There was laughter here from the spectators.
Mr. Woodworth would insist on the applicability of expressio unius and Mr. Mulcair would insist that Mr. Woodworth did not understand “statutory interpretation”
Afterwards, the two Liberal members of the committee would be asked by a reporter to define the word “amendment,” which would seem to suggest some small victory today for Mr. Mulcair.
The committee is vowing to continue this study, with a warning that Mr. Mulcair might be recalled. And if it can somehow be demonstrated that the parliamentary staff in that Montreal office were performing expressly partisan work or that the House of Commons administration was expressly duped, the NDP leader might have a problem too large for legalese.

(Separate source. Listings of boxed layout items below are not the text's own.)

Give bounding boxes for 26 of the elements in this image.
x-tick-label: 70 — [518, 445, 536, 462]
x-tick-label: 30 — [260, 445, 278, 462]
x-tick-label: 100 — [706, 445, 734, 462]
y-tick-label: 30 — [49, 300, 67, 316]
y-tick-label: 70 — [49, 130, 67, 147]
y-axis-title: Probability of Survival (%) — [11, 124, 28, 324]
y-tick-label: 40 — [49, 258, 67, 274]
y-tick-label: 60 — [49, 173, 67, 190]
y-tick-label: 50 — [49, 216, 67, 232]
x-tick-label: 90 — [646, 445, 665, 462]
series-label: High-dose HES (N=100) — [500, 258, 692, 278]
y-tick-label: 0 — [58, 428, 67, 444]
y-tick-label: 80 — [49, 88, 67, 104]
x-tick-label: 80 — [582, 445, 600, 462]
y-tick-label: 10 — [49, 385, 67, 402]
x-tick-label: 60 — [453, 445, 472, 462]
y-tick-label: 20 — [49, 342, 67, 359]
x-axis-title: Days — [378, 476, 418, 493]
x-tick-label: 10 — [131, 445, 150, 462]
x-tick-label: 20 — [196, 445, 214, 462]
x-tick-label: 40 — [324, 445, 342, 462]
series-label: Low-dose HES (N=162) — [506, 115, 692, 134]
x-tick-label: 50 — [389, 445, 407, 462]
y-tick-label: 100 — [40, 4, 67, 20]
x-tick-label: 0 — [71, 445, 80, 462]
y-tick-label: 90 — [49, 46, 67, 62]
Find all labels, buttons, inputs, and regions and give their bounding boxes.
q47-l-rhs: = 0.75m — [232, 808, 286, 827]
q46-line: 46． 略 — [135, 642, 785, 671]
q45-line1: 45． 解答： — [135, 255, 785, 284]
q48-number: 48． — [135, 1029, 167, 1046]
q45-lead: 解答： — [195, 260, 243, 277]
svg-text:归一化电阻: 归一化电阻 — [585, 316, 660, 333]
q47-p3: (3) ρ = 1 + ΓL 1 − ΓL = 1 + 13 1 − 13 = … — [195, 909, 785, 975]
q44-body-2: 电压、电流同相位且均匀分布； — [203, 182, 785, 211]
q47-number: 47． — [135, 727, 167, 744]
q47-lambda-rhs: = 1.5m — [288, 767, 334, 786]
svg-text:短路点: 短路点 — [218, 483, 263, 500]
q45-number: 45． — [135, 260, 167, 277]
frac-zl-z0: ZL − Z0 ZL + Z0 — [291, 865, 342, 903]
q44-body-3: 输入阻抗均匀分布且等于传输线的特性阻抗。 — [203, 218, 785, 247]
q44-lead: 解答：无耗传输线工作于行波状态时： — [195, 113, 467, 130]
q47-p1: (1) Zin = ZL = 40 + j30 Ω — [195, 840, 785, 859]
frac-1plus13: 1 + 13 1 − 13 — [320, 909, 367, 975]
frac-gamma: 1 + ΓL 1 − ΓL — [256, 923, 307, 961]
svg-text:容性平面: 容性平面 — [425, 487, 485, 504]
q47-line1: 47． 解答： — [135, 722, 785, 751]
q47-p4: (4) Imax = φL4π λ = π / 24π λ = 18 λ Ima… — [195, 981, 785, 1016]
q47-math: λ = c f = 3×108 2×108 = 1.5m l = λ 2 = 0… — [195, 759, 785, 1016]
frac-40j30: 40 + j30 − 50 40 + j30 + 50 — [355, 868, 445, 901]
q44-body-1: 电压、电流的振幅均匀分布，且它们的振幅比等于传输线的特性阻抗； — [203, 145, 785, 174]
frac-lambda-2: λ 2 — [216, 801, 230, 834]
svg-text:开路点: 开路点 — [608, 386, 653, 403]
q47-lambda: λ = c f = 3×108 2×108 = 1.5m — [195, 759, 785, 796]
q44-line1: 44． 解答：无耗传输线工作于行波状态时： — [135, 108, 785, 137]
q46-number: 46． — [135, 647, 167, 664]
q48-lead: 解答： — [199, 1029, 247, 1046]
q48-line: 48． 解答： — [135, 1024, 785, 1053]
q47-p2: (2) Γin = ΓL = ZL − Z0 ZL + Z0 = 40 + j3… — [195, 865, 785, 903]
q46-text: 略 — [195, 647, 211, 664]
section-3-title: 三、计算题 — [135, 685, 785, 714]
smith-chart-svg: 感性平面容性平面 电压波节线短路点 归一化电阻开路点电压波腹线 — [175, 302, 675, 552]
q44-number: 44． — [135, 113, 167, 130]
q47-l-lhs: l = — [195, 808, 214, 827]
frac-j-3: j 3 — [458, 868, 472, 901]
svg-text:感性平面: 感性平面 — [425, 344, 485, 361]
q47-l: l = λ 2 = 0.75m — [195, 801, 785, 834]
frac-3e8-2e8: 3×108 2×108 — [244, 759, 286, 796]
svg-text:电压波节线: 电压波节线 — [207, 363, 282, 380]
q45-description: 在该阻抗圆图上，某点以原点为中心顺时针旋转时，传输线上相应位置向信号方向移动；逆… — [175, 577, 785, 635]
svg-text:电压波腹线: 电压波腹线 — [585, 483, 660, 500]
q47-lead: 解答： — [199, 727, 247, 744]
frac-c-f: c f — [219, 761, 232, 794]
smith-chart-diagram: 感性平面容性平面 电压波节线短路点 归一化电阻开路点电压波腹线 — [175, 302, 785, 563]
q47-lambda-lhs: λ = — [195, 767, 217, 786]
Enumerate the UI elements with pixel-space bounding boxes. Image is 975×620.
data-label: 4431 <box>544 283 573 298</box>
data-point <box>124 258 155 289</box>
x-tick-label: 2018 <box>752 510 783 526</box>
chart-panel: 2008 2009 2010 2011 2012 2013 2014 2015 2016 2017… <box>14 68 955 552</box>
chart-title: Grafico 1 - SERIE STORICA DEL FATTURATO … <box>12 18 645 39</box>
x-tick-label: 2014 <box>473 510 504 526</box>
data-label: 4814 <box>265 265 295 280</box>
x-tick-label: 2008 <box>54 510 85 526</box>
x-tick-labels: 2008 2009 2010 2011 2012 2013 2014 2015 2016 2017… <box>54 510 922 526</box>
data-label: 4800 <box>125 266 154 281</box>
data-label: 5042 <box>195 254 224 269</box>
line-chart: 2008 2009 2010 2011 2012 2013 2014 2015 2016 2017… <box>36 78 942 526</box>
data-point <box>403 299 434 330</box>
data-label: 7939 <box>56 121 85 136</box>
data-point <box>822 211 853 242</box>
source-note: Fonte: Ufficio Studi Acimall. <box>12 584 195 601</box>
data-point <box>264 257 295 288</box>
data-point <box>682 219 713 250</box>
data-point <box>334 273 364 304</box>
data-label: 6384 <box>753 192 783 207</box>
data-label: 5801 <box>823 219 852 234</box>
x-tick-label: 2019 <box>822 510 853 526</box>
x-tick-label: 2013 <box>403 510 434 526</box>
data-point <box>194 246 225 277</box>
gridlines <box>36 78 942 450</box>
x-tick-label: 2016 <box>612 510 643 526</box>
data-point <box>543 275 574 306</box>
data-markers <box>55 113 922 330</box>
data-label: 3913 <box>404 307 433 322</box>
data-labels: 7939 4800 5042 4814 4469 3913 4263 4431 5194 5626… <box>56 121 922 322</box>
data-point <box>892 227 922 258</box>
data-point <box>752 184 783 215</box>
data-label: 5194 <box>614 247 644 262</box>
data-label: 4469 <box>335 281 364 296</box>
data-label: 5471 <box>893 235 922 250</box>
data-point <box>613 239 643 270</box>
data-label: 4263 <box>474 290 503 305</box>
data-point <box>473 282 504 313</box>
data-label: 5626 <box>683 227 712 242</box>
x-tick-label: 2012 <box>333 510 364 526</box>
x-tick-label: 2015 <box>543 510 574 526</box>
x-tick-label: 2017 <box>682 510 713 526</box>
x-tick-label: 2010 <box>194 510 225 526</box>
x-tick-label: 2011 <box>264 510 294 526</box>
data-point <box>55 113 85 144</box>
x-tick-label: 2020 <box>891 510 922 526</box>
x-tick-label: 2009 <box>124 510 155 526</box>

But between yesterday’s 30-minute scrum and today’s two-hour testimony, we’ve at least gotten a good look at what Thomas Mulcair looks like when he’s being asked to explain himself. (Indeed, for all of this controversy, the New Democrats might at least be happy that their guy got some attention.) He is not quite humble, nor particularly gentle, with a certain rhetorical aggressiveness. And in figuring out what the rules would allow and then dismissing one’s critics, he and his side have perhaps not quite ingratiated themselves (in the NDP’s creative design and legalistic defence, there is the faintest echo here of the Conservative party’s in-and-out scandal).
Is this how Mr. Mulcair would govern, with this sass toward his rivals and critics? If so, we might at least hope that he’d remain so willing to participate in 30-minute scrums and two-hour committee appearances. Perhaps that should even be a requirement.